Since it first appeared on the BBC, some 14 years ago, Mrs Brown's Boys has been a hugely divisive TV show. While audiences, at least at first, loved Brendan O'Carroll's bawdy, seaside postcard humour, critics have slammed the show's "old-fashioned blend of silly voices and slapstick".
The love-it-or hate-it show has won Best Comedy at the viewer-voted National Television Awards a record six times, and Mrs Brown's Boys creator Brendan O'Carroll has little time for his critics.
But O'Carroll himself has little time for the naysayers. He told podcaster Gerry Kelly: "The ones that love me, I love them, and the ones that don't, f*** them."
He added that if people don't care for the show, they should simply "pick up the remote and change the station".
Despite initially drawing in millions with its retro brand of humour, reaching a peak viewership of 11.52 million for its first Christmas Day special in 2013, Mrs Brown's Boys is now in something of a decline.
The show, which begins its fifth season tonight, last featured in the top 10 Christmas Day ratings in 2020, attracting 3.8 million viewers, but ratings have continued to slide. Production on the 2024 Christmas special was temporarily halted after a "racial term was implied" during rehearsals.
Brendan regrets the controversy, but explains that the racism came from the character, and didn't necessarily reflect his own views. "Comedy should offend somebody somewhere," he said. "Otherwise, I'm not doing the job."
He added that, if nothing else, the furore had brought the topic of racial prejudice back into public discourse

"in the situation of Mrs. Brown, she doesn't get a lot of stuff," he said. "The idea of that thing was to poke fun at intergenerational racism, how she didn't get racism.
"And she doesn't, Mrs. Brown doesn't get racism. She doesn't get gay, even though her son is gay, and she now acknowledges that he's gay and accepts it, but she doesn't really know what gay is. There's no idea."

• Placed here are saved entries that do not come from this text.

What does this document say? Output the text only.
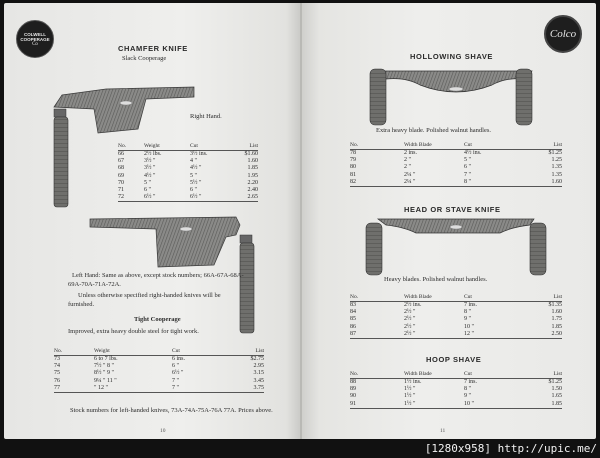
COLWELL
COOPERAGE
Co	CHAMFER KNIFE
Slack Cooperage
Right Hand.
No.	Weight	Cut	List
66	2½ lbs.	3½ ins.	$1.60
67	3½ "	4 "	1.60
68	3½ "	4½ "	1.85
69	4½ "	5 "	1.95
70	5 "	5½ "	2.20
71	6 "	6 "	2.40
72	6½ "	6½ "	2.65
Left Hand: Same as above, except stock numbers; 66A-67A-68A-69A-70A-71A-72A.
Unless otherwise specified right-handed knives will be furnished.
Tight Cooperage
Improved, extra heavy double steel for tight work.
No.	Weight	Cut	List
73	6 to 7 lbs.	6 ins.	$2.75
74	7½ " 8 "	6 "	2.95
75	8½ " 9 "	6½ "	3.15
76	9¼ " 11 "	7 "	3.45
77	" 12 "	7 "	3.75
Stock numbers for left-handed knives, 73A-74A-75A-76A 77A. Prices above.
10
Colco
HOLLOWING SHAVE
Extra heavy blade. Polished walnut handles.
No.	Width Blade	Cut	List
78	2 ins.	4½ ins.	$1.25
79	2 "	5 "	1.25
80	2 "	6 "	1.35
81	2¼ "	7 "	1.35
82	2¼ "	8 "	1.60
HEAD OR STAVE KNIFE
Heavy blades. Polished walnut handles.
No.	Width Blade	Cut	List
83	2½ ins.	7 ins.	$1.35
84	2½ "	8 "	1.60
85	2½ "	9 "	1.75
86	2½ "	10 "	1.85
87	2½ "	12 "	2.50
HOOP SHAVE
No.	Width Blade	Cut	List
88	1½ ins.	7 ins.	$1.25
89	1½ "	8 "	1.50
90	1½ "	9 "	1.65
91	1½ "	10 "	1.85
11
[1280x958] http://upic.me/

O'Carroll is similarly defensive about the amount of swearing in the show's scripts. Explaining how he was dragged into a meeting about the use of swear words, he said to BBC boss Danny Cohen in 2018: "You want me to stop saying 'f***' so you can put the show on at eight o'clock?' And he said: 'Exactly.'
"I said: 'The show is the show. Put it at eight o'clock, or put it on at half 10, put it on at half 12, the people who want to see it will find it. But the show is the show. I don't care when you put it on, we are not changing the show'."
He added that, as a writer, he will "keep pushing the envelope" and finding new ways to test and shape public opinion.
And if people don't like it, he has two simple words for them.